A systematic review «Burr JM, Botello-Pinzon P, Takwoingi Y ym. Surveil...»1 was undertaken to identify prediction models for development of OAG that include IOP as a predictor, and to critically appraise the construction and validation of the models. Databases were searched from 1987 until January 2011 with no language restriction. Prospective studies and studies in which patients were retrospectively identified but prospectively followed up were included if: only patients with OHT were recruited, they were conducted post 1987, when reliable computerised perimetry became the standard of care, a prediction equation for the development of OAG could be obtained, the reported model included at least two variables, one of which was IOP and the performance of the model was reported in any data set (derivation or validation) of longitudinal follow-up of a cohort initially free of OAG irrespective of the length of follow-up. Adults with OHT (defined as elevated IOP but no evidence of glaucomatous optic nerve damage or visual field loss) aged ≥ 18 years.
The quality of included studies was assessed using a checklist that included assessment of the definition of OAG, the method of measurement of candidate predictors and how continuous predictors were used in the models.
Of 565 articles screened, 54 full-text papers were retrieved for detailed evaluation of eligibility. Forty-nine papers were excluded. Of the five included papers, four were based on the results of two RCTs, the OHTS (Ocular Hypertension Treatment Study) and the European Glaucoma Prevention Study. These provided three models for which prediction equations were available (full and reduced OHTS models and the pooled OHTS-EGPS means model). The fifth paper reported the independent validation study of the OHTS model in the Diagnostic Innovations in Glaucoma Study (DIGS) cohort.
Both the OHTS and EGPS were large prospective studies that included patients with OHT aged ≥ 30 years who had no evidence of glaucomatous damage at baseline. The OHTS randomised 1636 individuals, with an IOP 24-32 mmHg in one eye and an IOP 21-32 mmHg in the other eye, to treatment or observation. The EGPS randomised 1081 individuals with IOP ≥ 22 mmHg in at least one eye to treatment or placebo. The inclusion and exclusion criteria used in the DIGS cohort were very similar to those used by the OHTS (IOP e ≥ 24 mmHg in one eye and ≥ 21 mmHg in the other eye).The original protocols of the OHTS and EGPS did not include CCT and measurements were taken later, 2–3 years after randomisation of the last patient enrolled in the studies. All patients in the DIGS had CCT measurements taken during follow-up.
In univariate analyses of the OHTS or pooled OHTS and EGPS data, statistically significant predictors for development of OAG were age, IOP, CCT, VCD ratio, horizontal cup-to-disc (C/D) ratio, PSD, history of heart disease, gender, race and diabetes mellitus. In both OHTS and EGPS, history of diabetes and heart disease were self-reported and not clinically verified. CCT was a major predictor for the development of OAG over 5 years. For the OHTS-EGPS model, there was an increase in risk per 40-μm decrease in corneal thickness (HR 2.04, 95 % CI 1.70 to 2.45).

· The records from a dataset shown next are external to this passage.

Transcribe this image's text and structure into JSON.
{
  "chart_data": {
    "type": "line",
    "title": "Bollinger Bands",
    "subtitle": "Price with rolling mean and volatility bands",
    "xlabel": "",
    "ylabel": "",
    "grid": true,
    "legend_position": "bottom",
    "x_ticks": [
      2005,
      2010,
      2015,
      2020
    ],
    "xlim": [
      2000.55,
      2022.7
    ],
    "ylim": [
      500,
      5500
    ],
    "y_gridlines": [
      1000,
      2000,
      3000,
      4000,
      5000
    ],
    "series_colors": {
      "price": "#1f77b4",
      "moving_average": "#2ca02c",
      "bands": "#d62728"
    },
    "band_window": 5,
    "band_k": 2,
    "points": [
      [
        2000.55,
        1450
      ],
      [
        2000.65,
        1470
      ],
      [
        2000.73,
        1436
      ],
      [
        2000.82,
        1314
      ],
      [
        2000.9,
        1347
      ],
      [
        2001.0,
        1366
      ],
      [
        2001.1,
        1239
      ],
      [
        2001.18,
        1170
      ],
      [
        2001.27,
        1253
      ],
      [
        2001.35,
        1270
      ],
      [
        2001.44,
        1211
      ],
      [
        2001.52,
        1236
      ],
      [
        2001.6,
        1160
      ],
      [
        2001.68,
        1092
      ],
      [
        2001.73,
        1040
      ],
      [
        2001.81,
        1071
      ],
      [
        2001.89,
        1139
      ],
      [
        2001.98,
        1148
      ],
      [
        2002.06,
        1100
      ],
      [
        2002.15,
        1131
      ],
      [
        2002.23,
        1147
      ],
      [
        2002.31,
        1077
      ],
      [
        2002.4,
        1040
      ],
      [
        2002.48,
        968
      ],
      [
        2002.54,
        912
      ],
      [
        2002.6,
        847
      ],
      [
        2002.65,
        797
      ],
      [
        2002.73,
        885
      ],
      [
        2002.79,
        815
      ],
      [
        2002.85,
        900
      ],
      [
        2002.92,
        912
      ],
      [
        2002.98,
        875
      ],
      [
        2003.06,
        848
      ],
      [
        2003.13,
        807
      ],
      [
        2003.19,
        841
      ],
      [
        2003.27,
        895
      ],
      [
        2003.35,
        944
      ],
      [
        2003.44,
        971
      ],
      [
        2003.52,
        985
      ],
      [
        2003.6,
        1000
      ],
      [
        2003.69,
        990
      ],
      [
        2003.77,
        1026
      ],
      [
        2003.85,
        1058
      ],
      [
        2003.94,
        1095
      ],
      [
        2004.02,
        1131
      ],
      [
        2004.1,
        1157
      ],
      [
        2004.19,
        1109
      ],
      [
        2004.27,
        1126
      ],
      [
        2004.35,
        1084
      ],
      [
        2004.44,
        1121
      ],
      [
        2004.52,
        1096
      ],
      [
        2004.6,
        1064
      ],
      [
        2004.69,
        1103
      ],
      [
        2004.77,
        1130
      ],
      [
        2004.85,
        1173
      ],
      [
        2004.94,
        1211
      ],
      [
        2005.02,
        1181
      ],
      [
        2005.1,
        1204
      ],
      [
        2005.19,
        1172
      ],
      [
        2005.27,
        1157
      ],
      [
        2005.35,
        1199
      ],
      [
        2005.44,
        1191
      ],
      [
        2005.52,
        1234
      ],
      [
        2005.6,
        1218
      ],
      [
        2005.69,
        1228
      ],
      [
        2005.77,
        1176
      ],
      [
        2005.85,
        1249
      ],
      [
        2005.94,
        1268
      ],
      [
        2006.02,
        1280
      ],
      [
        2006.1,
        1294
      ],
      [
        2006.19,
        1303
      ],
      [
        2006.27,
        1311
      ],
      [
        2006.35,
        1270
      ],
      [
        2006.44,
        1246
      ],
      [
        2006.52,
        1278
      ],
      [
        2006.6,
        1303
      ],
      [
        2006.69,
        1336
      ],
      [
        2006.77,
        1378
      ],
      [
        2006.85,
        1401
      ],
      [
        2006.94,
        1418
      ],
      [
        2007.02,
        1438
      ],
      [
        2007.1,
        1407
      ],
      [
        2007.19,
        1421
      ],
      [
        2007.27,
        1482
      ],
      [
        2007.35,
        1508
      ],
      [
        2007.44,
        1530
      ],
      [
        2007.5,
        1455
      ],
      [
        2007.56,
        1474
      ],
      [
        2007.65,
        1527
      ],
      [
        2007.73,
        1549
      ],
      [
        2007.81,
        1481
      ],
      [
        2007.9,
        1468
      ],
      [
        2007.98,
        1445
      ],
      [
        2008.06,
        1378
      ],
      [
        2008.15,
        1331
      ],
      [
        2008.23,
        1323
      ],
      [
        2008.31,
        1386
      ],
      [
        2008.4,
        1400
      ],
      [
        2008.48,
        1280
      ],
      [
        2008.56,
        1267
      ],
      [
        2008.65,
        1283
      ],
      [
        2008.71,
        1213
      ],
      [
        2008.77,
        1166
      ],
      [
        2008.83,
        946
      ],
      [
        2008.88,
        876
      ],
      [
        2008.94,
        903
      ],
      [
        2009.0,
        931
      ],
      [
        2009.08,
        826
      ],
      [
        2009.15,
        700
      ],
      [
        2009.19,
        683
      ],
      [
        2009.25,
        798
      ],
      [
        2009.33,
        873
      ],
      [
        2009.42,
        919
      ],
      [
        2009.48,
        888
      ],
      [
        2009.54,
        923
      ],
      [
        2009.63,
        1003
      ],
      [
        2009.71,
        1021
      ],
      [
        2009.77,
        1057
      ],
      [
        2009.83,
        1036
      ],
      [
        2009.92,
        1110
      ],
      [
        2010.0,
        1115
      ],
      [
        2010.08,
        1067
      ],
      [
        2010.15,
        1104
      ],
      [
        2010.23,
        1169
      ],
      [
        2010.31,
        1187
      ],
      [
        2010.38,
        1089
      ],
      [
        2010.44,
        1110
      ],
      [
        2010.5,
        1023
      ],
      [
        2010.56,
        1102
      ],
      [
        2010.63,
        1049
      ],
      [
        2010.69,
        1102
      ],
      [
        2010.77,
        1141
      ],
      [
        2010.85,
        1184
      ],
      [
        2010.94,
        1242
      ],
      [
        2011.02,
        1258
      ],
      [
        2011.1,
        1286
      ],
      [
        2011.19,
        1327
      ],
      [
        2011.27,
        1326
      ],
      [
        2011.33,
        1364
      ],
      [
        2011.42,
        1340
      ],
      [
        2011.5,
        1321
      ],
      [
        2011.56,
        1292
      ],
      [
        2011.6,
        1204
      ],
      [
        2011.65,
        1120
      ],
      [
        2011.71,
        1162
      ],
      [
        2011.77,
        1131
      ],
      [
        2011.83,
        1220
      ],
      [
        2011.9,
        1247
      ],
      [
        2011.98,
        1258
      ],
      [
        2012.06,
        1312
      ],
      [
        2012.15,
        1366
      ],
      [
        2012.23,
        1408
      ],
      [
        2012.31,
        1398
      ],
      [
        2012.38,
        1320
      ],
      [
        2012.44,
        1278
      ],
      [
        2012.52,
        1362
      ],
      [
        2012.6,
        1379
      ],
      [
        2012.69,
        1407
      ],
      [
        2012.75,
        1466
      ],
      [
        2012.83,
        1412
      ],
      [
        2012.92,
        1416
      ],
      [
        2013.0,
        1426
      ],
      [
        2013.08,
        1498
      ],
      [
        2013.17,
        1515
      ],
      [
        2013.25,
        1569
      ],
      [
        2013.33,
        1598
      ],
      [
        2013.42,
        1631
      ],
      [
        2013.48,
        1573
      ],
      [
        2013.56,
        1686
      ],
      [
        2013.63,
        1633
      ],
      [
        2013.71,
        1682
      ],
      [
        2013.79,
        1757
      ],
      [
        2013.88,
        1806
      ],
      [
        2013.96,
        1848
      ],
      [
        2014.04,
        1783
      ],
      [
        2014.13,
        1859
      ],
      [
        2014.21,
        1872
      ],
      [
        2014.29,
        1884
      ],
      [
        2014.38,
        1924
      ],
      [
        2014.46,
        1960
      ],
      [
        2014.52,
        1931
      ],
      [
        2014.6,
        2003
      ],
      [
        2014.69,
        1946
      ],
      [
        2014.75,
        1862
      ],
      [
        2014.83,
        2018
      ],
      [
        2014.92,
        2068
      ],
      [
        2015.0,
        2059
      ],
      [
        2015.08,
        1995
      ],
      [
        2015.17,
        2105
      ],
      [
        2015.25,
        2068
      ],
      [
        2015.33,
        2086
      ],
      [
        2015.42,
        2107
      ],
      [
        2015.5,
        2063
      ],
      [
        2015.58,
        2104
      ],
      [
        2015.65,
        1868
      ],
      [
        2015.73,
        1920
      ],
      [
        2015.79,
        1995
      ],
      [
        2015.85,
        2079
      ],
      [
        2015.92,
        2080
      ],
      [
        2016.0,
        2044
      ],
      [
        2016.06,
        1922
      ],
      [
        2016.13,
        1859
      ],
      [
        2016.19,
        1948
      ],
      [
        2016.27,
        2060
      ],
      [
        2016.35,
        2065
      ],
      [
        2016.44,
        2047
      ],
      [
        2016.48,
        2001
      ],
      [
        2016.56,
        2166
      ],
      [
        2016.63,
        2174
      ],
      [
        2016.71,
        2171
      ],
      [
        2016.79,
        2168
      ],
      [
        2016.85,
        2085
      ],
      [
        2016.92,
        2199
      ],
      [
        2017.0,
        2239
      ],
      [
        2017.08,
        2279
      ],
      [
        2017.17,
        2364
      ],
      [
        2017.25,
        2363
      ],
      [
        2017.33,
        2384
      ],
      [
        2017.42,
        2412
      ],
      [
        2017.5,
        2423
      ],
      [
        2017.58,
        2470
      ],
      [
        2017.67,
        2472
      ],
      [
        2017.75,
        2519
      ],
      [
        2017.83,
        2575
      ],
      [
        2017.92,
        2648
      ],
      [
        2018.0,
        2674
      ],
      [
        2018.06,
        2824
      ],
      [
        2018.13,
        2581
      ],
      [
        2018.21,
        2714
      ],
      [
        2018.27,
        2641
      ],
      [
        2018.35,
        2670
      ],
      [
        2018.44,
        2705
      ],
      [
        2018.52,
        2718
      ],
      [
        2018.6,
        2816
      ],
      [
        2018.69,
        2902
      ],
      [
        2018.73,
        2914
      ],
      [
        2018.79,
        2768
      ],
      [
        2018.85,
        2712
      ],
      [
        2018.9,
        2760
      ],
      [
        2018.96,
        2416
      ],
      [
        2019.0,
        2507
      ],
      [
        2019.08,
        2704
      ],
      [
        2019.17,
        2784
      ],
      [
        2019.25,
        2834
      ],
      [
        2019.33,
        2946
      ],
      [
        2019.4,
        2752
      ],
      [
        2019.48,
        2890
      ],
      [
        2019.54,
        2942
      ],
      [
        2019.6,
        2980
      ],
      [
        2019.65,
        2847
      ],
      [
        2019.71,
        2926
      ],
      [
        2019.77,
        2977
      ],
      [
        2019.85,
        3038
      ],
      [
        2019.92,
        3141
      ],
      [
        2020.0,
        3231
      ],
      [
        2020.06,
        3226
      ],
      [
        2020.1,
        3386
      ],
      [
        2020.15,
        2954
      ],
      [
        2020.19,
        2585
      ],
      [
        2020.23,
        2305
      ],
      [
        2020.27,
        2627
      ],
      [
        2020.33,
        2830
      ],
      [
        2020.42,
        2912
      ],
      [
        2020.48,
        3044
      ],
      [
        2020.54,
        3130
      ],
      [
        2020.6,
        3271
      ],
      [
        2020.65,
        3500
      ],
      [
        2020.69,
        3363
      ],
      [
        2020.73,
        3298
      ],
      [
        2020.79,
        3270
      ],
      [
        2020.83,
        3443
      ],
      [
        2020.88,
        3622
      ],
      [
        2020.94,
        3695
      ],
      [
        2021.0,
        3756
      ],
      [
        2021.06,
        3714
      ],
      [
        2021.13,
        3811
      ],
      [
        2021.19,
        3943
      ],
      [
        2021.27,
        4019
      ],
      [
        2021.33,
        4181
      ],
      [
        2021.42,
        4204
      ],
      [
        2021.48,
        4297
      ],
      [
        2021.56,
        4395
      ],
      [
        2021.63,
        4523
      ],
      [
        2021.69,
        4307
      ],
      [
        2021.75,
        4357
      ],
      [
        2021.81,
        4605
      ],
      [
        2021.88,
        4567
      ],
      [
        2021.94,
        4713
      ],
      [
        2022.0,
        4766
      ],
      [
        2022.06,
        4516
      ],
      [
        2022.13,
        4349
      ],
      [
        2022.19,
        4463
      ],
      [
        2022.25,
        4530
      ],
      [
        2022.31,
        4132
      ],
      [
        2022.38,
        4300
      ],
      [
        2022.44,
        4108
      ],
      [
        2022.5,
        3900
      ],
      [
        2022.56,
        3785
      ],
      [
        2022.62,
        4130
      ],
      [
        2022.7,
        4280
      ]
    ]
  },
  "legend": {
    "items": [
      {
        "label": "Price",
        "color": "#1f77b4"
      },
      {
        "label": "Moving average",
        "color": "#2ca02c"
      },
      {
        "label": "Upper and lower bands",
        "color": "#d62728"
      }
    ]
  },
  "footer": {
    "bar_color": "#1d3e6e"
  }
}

Comment: The authors conclude, however, that it is unclear to what extent lower CCT is responsible for the increased risk of OAG. Previous studies have shown that CCT tends to decrease with increasing age. It is also well known that corneal thickness influences the measurement of IOP: IOP is overestimated in thick corneas and underestimated in thin ones. Nevertheless, there is no consensus on the clinical significance of the effect of CCT on IOP measurements. No correlation was found between CCT and IOP in either the OHTS or the EGPS. This may be owing to exclusion of patients with normal or very low IOPs and also those with very high IOPs. In the Early Manifest Glaucoma Trial, CCT was identified as a significant predictive factor for glaucoma progression in patients with higher baseline IOP but not in those with lower baseline IOP.
Racial differences in CCT have been reported in several population studies, with individuals of African ancestry having thinner corneas, on average, than Caucasians, Hispanics or Asians. It has been suggested that black race may not be an independent risk factor because black patients tend to have higher IOP, thinner corneas and higher C/D ratios than other patients with OHT and are therefore generally at a higher risk than white patients. In the OHTS and OHTS-EGPS, when either VCD ratio or CCT was included in the multivariate model, race was no longer statistically significant.
CCT has also been shown to be a highly heritable trait. Because thinner CCT has also been found to predict progression of visual loss in patients with OAG, it is plausible that a biological link exists between aspects of the cornea that regulate its thickness and the physical and structural properties of tissues involved in glaucoma pathogenesis.